Mas esta velha ideia de um país produzir tudo, é tão irracional como o leitor procurar produzir tudo o que consome. Consegue certamente fazer pão em casa, mas como o tempo não é elástico, no limite está a abdicar de tarefas mais rentáveis. A pura racionalidade económica diz-lhe que deve usar o tempo disponível para essas tarefas, ganhar dinheiro e comprar o pão a quem o produz de forma mais profissional, barata e eficiente.
Até porque precisa de outras coisas para fazer pão: farinha, sal, água, fogo, recipientes, etc. Provavelmente não as tem todas, pelo que tem de ir buscar esses recursos a outros lados. Terá de se apoderar de um terreno, sementes, salinas, água, produzir energia e todos os instrumentos envolvidos. Precisa, pois, de, comprando, extorquindo, chantageando ou conquistando, se apoderar de um espaço vital (Lebensraum) que contenha aquilo que necessita,
A Alemanha fez isto, a Rússia fez e faz isso, e a retórica (por enquanto não passa disso) da Administração Trump sobre a Gronelândia, o Canadá, os recursos da Ucrânia, é estranhamente parecida.
Como estratégia política, a “Autarquia” tende naturalmente à militarização da economia, a políticas imperialistas, guerras comerciais e conflitos territoriais. Certas tarifas sobre bens e serviços de adversários e inimigos fazem obviamente sentido, como no caso da China e da Rússia, para evitar a dependência. O caso do gás russo a fluir para a Europa é o exemplo recente de como isso pode ser uma desastrosa desvantagem. Mas não fazem grande sentido com aliados e parceiros comerciais com os quais se partilha um legado de confiança, regras e estabilidade.

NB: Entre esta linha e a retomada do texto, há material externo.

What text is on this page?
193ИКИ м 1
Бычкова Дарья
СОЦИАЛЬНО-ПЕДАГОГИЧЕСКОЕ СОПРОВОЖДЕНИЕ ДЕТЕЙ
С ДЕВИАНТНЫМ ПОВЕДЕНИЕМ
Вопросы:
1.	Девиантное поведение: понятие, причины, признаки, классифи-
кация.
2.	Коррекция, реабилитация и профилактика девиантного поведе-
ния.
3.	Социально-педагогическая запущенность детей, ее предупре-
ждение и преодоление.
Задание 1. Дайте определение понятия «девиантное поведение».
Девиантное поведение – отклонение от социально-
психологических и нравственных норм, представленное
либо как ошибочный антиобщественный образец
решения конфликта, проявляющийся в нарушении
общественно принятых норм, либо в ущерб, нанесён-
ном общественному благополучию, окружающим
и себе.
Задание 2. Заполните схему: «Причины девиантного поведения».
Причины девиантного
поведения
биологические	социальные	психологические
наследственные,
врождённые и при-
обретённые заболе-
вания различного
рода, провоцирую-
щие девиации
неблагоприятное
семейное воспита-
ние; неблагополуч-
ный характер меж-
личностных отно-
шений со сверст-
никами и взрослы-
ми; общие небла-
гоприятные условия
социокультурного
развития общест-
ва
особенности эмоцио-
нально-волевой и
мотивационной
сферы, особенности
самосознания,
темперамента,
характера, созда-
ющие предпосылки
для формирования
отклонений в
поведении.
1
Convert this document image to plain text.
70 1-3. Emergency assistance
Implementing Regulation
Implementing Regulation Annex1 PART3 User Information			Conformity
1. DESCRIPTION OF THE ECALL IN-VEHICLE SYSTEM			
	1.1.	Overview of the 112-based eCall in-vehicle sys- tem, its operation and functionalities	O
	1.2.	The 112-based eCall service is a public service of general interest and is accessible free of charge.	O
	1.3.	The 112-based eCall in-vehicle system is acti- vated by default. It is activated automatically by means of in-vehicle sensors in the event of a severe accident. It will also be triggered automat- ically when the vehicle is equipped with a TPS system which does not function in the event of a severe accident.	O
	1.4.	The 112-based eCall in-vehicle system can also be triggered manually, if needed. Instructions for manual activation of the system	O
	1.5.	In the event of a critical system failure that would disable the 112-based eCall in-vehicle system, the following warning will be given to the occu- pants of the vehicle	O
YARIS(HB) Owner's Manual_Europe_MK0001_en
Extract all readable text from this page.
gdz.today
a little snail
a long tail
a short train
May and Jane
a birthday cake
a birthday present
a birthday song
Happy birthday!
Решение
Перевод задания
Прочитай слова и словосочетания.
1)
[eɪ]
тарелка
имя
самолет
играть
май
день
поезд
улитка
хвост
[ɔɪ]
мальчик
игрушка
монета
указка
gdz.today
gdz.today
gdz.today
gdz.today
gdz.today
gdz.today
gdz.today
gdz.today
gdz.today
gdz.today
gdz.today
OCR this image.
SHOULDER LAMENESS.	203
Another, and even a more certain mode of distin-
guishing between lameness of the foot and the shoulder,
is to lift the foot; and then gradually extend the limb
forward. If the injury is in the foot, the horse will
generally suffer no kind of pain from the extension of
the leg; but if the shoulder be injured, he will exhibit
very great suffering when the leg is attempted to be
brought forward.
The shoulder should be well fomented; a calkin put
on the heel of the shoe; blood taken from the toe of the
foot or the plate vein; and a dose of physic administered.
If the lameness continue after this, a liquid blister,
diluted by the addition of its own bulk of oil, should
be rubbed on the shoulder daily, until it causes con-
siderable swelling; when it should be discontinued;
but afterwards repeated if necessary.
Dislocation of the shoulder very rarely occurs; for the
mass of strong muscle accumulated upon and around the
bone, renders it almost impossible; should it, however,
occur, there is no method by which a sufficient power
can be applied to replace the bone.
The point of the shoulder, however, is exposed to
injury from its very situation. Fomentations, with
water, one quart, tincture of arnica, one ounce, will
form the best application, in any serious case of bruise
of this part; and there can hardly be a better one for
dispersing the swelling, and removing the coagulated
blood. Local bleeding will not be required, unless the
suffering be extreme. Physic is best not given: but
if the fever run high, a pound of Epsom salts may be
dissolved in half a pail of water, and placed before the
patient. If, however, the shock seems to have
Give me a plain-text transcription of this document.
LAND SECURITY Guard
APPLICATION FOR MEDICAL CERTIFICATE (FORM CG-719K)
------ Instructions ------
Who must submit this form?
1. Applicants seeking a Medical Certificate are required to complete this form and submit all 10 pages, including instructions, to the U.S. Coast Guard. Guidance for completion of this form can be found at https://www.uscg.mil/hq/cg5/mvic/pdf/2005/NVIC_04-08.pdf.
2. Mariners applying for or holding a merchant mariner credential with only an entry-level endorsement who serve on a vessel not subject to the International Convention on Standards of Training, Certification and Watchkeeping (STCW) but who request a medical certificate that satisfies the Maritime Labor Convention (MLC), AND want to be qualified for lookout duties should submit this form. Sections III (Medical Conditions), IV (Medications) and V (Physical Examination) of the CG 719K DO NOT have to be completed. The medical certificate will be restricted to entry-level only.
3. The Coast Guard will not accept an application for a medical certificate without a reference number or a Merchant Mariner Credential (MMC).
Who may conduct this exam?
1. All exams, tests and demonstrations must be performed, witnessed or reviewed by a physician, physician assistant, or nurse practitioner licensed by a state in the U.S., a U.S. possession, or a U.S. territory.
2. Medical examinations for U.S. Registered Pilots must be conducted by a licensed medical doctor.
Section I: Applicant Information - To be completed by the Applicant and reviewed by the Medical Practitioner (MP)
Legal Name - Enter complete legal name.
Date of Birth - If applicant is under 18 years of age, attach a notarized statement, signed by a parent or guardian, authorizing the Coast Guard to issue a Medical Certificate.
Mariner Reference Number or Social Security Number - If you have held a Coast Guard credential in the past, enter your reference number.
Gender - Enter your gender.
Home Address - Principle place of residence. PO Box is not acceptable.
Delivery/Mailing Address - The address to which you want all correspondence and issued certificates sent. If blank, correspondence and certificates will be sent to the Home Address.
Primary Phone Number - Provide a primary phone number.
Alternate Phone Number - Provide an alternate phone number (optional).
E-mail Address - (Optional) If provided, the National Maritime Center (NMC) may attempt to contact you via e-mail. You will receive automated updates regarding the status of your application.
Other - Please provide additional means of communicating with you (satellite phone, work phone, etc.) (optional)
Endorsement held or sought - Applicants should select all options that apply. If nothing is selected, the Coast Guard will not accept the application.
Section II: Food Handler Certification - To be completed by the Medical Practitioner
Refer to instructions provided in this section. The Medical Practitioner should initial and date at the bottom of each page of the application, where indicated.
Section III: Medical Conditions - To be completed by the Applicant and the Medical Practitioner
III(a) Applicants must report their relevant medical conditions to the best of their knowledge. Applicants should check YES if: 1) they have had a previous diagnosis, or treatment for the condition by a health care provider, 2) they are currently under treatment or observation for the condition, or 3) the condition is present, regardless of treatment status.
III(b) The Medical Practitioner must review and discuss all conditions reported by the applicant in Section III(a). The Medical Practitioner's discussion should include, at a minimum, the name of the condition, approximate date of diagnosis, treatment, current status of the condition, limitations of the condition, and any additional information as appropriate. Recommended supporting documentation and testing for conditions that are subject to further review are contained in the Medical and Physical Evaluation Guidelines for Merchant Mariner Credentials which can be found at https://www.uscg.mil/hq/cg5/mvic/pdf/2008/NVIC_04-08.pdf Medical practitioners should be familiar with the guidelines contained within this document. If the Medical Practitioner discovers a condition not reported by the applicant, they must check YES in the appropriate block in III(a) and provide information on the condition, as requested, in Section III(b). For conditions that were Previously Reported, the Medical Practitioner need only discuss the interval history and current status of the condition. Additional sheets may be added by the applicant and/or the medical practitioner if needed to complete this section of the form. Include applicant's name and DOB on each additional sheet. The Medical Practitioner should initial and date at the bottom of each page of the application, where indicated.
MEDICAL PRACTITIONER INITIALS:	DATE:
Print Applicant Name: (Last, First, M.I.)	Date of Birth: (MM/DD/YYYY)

Todavia foi esse o caminho escolhido por Trump, o que também significa que, para esta Administração, amigos e aliados são pouco relevantes ou até incómodos, uma vez que de algum modo inibem a total liberdade de acção e a exploração de oportunidades. O próprio D. Trump disse que os amigos são piores que os inimigos.
Queira-se ou não, foi aqui que desaguámos. Num daqueles momentos da História em que se dá uma mudança telúrica.
O futuro da América, do Ocidente e do Mundo é um terreno não cartografado mas pode-se já prever sem grande medo de errar, que temos pela frente um mundo hobbesiano, onde os lobos andarão à solta e no qual só sobreviverão os que se mantiveram atentos às ameaças, desconfiados, e preparados para lutar. Os que não forem capazes e não se unam em defesa mútua, ficarão à mercê das vontades alheias e terão de fazer o kowtow aos novos imperadores.
A parte positiva disto tudo? Embora não acredite que tenha sido essa a intenção (basta atentar no modo condescendente e até de desprezo com que Donald Trump e a sua entourage se referem a nós, europeus), se o que se está a passar for assumido como um acordar violento a obrigar à acção, ainda poderemos vir a agradecer ao presidente americano este choque de realidade.
Tempos difíceis criam pessoas fortes e estas fazem tempos fáceis.